Il avait pourtant commencé avec les honneurs, puisque son Goha, premier film tourné en Tunisie indépendante, décrocha à Cannes 1958 un prix spécial « pour son originalité poétique et la qualité exceptionnelle du commentaire et des dialogues de Georges Schéhadé » — Baratier savait s’entourer. Homme d’amitié, ses amis étaient de qualité : on les voit défiler dans Désordre, court métrage tourné en 1947, dans lequel passe tout Saint-Germain-des-Prés, Vian et sa trompinette, les existentialistes du temps, Gabriel Pomerand et Orson Welles. Le film fut son grand œuvre : il le reprit en 1967, en fit un long métrage, Le Désordre à vingt ans, augmenté de témoignages en miroir, y travailla encore jusqu’à en faire le sujet de son dernier film, inachevé, Le Beau Désordre (2009). Quelle qu’en soit la version, Désordre est un document remarquable, sans doute le plus juste sur le lieu et le moment, saisis dans leur fraîcheur native. Entre le Flore et le Lorientais, Baratier avait bien connu Audiberti : il le convainquit de faire de son roman La Poupée un scénario, réalisé en 1962, film politique à la Audiberti, c’est-à-dire explosant dans toutes les directions, grinçant, baroque, boursouflé et parcouru d’éclairs poétiques de forte intensité. Servi par une distribution en forme de collage, Zbigniew Cybulski le Polonais, Claudio Gora l’Italien, Sonne Teal le Belge transsexuel, Daniel Emilfork, Sacha Pitoëff et Jacques Dufilho, La Poupée est un de ces météores que le cinéma du début des années 60 était capable de voir surgir, et qui conserve, après cinq décennies, toute son étrangeté, bel exemple de cette « poésie de cinéma » que Cocteau, inventeur du terme, a si vainement traqué.
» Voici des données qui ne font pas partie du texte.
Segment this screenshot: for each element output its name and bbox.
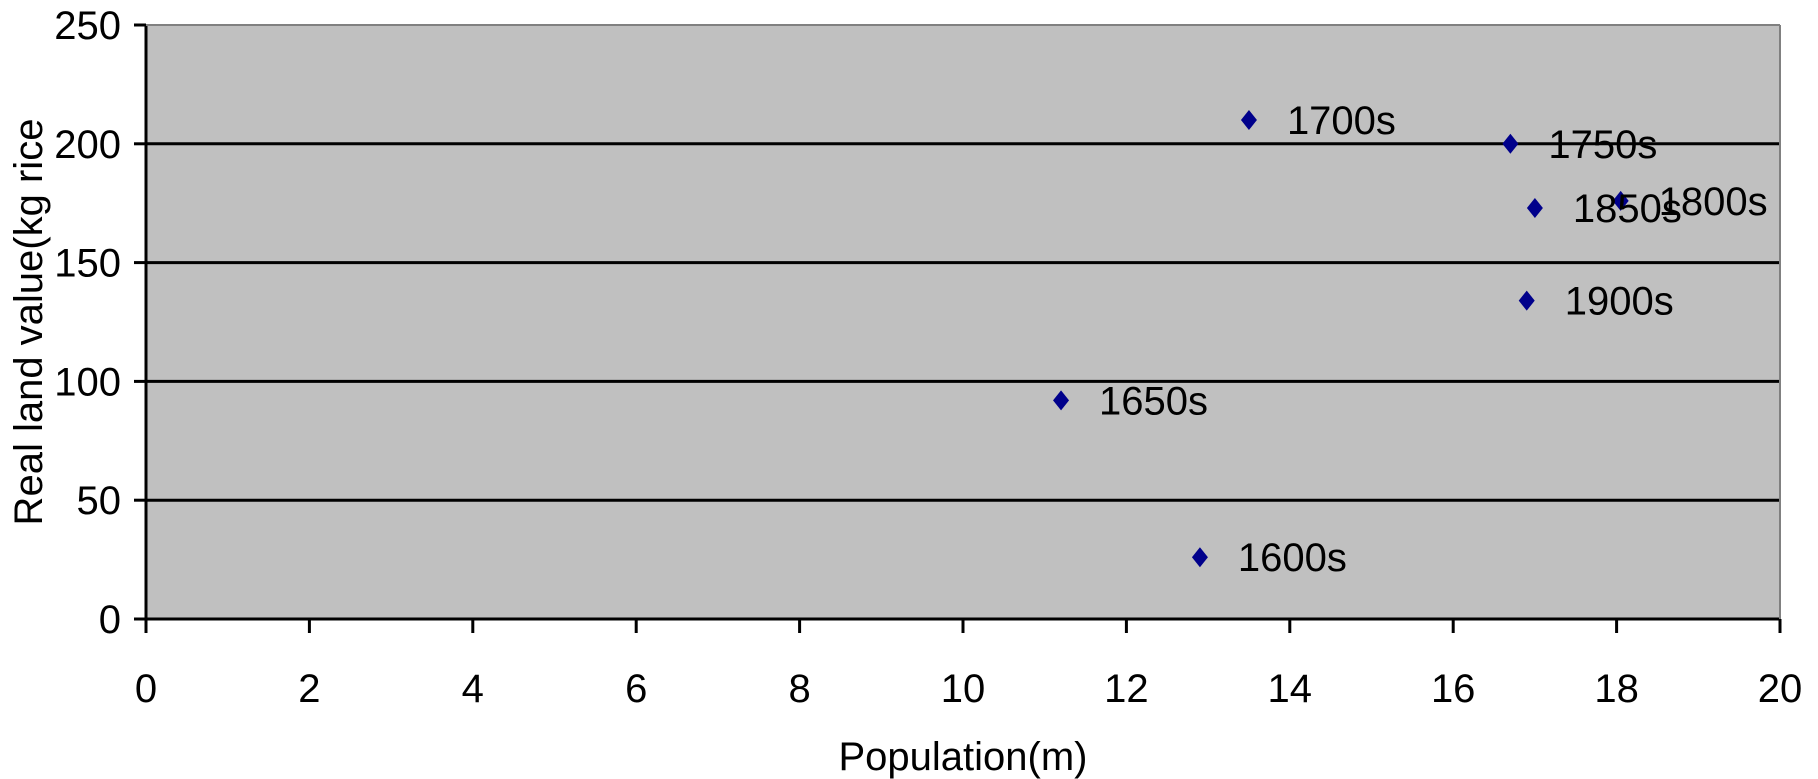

Politique également, La Ville-bidon (1974, seul titre disponible en DVD, chez Doriane films), et son député-maire détruisant un bidonville pour bâtir une ville nouvelle – politique à la Mocky, en forme de jeu de massacre. De nouveau un bricolage, construit à partir d’un court de 1970, La Décharge, et première apparition des monstrueux immeubles-« choux » de Créteil (on les reverra dans La Dernière Femme de Ferreri). Si l’aspect dénonciateur a forcément vieilli, la description du petit monde des marginaux du bidonville demeure intacte ; Baratier était de plain-pied avec cet univers : il avait déjà filmé dans les baraquements algériens de Nanterre une partie de La Poupée (les manifestations du peuple sud-américain, puissance de l’illusion) (1).

Le goût de l’univers clos, on le retrouvera dans le pensionnat de jeunes filles de L’Araignée de satin (1984) et dans Rien voilà l’ordre (titre tiré d’un poème d’Olivier Larronde), et sa clinique psychiatrique – ce devait être la Borde, ce fut les Prémontrés. Le film, sorti fin juin 2004, ne rencontra qu’indifférence – le nom de Baratier n’évoquait rien pour le public et pas grand-chose pour la jeune critique. Revu en 2011, il brille des mêmes éclats intermittents que les précédents : les acteurs (Claude Rich, Laurent Terzieff, James Thierrée, Amira Casar) se distinguent à peine des vrais patients, jamais on ne ressent ce malaise du « faire semblant », fréquent devant la représentation de la folie à l’écran. En deux projections à Bercy, le film a compté plus de spectateurs que lors de sa sortie – de la même manière que la soirée Baratier présentée sur la chaîne CinéCinéma Classic a rassemblé plus d’audience que tous ses titres réunis. Désordre et dérangement, c’est sous ce double signe qu’il avait placé son œuvre, une œuvre flottante, hors du temps, jamais achevée. Il est rassurant de constater qu’elle peut encore trouver un écho.

1. Grâce à l’amitié de Kateb Yacine, ainsi que nous l’apprend l’excellent documentaire Portrait de mon père, réalisé par sa fille Diane.